If this sounds like the Apple vs. FBI fight all over again, that’s because that’s basically what this is — just on a much larger and scarier scale. That previous battle involved the FBI trying to gain access to a single locked iPhone (the one belonging to one of the San Bernadino terrorists. This time around, the government apparently wants so-called backdoor access that would allow it to peek into essentially any Facebook message until the end of time.

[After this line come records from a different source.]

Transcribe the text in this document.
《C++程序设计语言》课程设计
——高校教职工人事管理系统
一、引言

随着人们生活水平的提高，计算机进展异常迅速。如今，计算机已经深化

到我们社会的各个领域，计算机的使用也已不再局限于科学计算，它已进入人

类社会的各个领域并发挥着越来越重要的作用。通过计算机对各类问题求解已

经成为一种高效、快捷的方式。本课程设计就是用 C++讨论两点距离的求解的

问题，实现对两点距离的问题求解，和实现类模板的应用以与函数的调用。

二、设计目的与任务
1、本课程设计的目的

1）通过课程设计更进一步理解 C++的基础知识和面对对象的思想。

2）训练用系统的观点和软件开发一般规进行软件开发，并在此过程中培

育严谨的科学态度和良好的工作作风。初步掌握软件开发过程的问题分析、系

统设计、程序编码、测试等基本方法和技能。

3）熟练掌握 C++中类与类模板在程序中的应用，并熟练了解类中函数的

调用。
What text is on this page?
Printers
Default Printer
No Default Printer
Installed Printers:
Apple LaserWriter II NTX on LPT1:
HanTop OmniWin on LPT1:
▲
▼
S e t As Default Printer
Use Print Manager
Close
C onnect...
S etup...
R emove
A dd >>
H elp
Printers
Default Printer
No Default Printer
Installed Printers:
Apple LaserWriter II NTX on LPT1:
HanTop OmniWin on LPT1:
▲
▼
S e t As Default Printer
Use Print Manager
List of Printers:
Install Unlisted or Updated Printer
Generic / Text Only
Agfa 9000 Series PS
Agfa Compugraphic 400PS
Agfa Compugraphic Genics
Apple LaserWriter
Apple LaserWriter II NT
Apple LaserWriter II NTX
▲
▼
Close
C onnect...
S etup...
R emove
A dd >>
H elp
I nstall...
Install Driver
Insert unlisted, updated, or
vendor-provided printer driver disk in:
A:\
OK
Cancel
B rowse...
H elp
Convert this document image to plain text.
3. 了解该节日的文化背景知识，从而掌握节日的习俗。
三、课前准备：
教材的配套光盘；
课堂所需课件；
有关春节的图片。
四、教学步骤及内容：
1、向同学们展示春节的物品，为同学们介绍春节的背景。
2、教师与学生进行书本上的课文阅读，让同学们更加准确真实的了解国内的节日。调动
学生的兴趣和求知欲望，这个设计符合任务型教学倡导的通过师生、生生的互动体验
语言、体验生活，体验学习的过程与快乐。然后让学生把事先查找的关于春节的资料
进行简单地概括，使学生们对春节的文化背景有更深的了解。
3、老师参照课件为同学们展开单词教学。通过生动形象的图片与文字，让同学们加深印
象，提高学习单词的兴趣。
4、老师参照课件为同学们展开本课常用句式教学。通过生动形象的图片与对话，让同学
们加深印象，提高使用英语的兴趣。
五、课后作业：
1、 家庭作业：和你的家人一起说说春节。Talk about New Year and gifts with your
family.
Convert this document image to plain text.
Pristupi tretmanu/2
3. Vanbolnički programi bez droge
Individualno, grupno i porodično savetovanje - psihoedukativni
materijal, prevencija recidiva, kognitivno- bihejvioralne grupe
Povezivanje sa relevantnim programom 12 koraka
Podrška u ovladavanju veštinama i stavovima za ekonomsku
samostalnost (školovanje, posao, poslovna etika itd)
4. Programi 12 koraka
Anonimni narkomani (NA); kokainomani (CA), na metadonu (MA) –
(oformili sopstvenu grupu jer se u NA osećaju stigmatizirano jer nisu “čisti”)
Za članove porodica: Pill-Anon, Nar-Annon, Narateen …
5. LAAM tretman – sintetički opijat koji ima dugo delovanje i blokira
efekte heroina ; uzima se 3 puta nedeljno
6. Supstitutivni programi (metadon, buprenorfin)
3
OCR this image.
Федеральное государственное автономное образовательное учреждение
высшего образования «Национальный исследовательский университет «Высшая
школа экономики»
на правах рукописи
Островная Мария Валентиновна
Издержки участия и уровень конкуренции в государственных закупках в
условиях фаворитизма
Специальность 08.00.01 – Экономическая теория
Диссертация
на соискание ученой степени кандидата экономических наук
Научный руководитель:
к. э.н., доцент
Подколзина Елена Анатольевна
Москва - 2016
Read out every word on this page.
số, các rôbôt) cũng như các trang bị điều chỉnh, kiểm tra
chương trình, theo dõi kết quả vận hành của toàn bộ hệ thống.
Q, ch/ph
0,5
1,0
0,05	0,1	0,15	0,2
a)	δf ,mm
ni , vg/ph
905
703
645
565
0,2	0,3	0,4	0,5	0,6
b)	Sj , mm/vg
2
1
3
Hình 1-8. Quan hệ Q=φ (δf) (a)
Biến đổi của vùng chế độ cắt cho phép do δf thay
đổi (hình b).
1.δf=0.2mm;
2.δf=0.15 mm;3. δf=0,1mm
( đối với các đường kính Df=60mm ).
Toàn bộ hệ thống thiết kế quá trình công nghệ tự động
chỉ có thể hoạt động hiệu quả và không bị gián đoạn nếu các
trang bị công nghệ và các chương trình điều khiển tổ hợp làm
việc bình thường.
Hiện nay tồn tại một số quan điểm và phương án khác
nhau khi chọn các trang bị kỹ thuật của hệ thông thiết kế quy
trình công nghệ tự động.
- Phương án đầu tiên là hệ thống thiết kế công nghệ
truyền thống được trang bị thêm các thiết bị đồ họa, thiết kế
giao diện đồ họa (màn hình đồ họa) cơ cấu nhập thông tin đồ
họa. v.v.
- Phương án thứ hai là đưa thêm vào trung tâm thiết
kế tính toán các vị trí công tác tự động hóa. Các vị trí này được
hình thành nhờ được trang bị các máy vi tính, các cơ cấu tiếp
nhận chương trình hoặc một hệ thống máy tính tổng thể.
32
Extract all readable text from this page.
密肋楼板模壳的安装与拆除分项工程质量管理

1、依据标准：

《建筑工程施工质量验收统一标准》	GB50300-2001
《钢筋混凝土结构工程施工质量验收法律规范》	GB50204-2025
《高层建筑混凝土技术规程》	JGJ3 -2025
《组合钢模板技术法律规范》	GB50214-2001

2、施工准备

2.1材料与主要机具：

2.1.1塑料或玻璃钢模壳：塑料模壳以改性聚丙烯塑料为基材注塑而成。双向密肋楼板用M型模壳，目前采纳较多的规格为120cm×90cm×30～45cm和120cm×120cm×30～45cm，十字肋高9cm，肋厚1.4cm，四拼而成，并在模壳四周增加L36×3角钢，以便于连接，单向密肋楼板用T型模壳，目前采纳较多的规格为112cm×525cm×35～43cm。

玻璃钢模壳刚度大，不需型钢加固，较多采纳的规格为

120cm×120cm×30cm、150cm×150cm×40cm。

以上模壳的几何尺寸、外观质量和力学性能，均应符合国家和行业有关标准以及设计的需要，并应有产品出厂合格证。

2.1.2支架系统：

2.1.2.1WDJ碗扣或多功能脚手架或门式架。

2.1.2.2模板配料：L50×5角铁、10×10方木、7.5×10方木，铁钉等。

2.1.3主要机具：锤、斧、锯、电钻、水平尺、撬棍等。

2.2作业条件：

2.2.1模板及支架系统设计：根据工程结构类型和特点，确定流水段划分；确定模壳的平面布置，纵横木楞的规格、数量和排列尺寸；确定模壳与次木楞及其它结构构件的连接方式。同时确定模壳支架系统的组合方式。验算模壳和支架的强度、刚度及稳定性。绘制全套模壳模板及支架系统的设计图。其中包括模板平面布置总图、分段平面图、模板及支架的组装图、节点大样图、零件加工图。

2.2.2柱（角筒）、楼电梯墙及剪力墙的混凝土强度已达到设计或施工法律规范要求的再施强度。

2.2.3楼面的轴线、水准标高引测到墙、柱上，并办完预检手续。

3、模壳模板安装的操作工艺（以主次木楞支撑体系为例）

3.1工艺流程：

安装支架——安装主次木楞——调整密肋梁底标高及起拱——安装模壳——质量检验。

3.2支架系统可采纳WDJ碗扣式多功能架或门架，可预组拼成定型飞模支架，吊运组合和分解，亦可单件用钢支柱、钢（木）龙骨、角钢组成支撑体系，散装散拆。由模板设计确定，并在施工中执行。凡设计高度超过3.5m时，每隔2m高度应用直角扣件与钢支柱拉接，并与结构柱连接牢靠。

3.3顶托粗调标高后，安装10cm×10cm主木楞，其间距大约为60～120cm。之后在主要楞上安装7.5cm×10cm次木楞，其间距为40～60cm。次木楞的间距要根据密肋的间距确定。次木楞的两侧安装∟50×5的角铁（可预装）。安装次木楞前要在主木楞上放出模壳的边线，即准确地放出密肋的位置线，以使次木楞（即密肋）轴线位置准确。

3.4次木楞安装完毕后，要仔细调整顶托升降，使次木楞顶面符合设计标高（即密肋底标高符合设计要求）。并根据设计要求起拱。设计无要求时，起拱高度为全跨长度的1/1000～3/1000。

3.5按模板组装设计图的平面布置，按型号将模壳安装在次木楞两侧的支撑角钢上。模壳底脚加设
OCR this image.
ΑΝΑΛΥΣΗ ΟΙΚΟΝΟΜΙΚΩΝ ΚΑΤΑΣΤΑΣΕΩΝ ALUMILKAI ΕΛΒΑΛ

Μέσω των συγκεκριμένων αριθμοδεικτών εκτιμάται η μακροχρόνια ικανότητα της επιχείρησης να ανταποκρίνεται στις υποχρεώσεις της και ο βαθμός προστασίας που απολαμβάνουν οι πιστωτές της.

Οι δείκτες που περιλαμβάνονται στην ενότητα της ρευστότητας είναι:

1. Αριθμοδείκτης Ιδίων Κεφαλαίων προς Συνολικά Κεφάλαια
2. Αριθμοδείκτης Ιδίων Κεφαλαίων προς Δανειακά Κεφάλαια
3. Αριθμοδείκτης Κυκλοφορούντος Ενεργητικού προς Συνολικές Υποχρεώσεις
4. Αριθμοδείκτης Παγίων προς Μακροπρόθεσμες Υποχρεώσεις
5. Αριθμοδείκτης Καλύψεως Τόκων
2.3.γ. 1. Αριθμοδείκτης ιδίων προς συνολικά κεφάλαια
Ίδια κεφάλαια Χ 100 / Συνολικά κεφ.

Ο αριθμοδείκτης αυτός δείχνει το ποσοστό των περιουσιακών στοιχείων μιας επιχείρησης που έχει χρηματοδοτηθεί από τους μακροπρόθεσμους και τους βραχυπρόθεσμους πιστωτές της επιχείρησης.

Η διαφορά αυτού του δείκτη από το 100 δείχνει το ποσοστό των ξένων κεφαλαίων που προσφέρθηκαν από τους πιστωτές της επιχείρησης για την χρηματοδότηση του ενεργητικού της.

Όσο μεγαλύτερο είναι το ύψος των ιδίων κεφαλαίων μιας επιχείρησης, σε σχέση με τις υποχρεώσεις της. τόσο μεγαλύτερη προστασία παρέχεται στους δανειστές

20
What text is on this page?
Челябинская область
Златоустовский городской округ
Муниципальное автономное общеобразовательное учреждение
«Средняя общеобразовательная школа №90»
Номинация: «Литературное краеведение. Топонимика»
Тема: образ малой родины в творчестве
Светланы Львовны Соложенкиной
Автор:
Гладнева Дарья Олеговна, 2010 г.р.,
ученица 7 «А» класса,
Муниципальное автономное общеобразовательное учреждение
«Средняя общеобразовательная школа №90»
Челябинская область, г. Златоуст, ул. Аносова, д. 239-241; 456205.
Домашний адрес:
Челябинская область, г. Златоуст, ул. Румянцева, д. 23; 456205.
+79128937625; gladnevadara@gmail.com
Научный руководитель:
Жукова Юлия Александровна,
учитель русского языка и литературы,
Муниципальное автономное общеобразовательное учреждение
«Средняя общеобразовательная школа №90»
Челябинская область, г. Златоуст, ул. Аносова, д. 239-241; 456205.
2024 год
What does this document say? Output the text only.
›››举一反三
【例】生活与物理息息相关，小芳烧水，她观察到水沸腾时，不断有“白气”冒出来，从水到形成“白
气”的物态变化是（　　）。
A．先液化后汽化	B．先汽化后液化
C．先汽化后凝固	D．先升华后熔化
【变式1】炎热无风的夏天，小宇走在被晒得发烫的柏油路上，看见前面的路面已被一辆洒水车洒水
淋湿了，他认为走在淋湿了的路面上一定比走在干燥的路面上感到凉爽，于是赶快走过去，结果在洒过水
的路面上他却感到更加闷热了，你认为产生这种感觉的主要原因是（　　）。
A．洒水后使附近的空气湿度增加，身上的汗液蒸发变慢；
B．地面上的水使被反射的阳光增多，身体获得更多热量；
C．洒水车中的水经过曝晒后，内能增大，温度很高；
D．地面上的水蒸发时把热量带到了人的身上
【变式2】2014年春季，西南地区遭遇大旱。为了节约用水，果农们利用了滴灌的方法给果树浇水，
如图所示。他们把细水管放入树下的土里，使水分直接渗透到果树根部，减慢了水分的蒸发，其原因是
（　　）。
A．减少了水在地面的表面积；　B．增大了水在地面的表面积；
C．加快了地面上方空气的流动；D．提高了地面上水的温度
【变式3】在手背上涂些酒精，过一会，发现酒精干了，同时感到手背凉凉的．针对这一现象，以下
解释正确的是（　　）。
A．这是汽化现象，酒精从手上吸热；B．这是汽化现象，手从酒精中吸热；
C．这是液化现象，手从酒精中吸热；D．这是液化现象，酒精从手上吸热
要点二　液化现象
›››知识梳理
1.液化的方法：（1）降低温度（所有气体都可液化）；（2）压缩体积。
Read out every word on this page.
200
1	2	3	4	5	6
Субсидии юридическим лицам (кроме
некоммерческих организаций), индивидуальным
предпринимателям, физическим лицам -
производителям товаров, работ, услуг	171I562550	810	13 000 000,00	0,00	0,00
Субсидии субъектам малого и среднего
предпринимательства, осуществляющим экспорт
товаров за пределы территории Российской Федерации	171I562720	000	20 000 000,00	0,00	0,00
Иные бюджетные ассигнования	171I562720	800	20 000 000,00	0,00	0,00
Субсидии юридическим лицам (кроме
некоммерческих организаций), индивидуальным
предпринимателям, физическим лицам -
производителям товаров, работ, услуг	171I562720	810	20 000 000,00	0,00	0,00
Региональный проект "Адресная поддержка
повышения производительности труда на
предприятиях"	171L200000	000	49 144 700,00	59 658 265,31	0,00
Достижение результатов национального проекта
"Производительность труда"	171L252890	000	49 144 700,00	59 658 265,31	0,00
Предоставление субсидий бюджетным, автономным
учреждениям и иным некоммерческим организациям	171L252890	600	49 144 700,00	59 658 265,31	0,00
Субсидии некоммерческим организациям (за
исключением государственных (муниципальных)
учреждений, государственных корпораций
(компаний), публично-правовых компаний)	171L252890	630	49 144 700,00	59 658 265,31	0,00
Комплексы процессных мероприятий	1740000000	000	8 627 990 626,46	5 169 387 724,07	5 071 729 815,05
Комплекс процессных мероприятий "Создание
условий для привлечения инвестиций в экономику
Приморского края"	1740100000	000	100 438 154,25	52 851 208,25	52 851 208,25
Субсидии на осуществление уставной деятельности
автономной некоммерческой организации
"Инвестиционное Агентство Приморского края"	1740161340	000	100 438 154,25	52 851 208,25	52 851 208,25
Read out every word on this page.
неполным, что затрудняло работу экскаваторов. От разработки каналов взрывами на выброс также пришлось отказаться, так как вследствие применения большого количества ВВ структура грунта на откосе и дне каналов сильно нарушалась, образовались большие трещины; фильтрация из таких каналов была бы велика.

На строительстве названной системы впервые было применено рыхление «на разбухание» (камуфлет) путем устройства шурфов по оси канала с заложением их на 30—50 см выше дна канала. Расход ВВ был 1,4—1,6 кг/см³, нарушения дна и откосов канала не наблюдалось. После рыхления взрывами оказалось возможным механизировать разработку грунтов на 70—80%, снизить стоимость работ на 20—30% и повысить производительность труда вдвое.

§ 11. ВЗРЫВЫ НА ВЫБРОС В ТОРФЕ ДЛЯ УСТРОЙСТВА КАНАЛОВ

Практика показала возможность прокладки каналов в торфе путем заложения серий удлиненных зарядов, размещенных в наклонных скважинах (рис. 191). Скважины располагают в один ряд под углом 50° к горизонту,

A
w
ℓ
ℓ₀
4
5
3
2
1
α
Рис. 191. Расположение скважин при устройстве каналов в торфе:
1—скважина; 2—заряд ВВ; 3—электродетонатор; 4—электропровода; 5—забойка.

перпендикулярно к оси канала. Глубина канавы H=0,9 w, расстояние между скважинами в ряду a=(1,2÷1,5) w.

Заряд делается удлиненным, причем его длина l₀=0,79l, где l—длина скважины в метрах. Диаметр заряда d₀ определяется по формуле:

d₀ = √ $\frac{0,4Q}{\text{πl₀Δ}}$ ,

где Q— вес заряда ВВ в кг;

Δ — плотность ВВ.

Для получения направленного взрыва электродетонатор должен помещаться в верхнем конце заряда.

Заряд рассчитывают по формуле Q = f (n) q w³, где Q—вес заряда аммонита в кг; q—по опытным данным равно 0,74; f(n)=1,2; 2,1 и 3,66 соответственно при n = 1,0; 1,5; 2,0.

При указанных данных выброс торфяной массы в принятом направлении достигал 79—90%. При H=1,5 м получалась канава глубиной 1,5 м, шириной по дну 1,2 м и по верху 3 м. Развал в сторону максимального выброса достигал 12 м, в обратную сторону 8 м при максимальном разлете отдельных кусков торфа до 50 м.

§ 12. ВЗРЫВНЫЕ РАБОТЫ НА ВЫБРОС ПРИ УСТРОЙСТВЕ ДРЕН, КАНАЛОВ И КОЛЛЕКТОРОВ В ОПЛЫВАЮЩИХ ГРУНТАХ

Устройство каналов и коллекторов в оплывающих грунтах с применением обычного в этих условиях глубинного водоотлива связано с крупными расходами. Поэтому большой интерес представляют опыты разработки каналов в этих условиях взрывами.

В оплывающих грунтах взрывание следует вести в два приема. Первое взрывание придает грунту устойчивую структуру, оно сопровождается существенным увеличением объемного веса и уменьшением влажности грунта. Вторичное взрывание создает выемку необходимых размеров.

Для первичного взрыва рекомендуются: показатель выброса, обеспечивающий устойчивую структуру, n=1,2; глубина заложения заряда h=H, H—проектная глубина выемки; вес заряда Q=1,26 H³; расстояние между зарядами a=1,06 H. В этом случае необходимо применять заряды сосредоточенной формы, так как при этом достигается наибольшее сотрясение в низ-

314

“Companies should not deliberately design their systems to preclude any form of access to content, even for preventing or investigating the most serious crimes,” reads Barr’s letter, which was also signed by UK Home Secretary Priti Patel, acting US Homeland Security Secretary Kevin McAleenan, and Australian Minister for Home Affairs Peter Dutton. Outlets including both the NYT and Buzzfeed obtained the letter early.

This turn of events comes, it should be noted, in tandem with the next major paradigm shift happening at Facebook. Earlier this year, CEO Mark Zuckerberg unveiled a shift of emphasis away from the public square aspect of the social network (which was on the decline anyway) to groups and private sharing — including, regarding the latter, a stitching together of the infrastructure behind Facebook’s messaging apps like Messenger and WhatsApp. And, also, supporting end-to-end encryption between them.

“We believe people have the right to have a private conversation online, wherever they are in the world,” reads a statement from Facebook in opposition to Barr’s letter. “…We strongly oppose government attempts to build backdoors because they would undermine the privacy and security of people everywhere.”

This will be a massively important fight to watch, one with global implications. What a strange moment in time this is, where events are threatening to cast Zuckerberg as the privacy champion he never set out to be.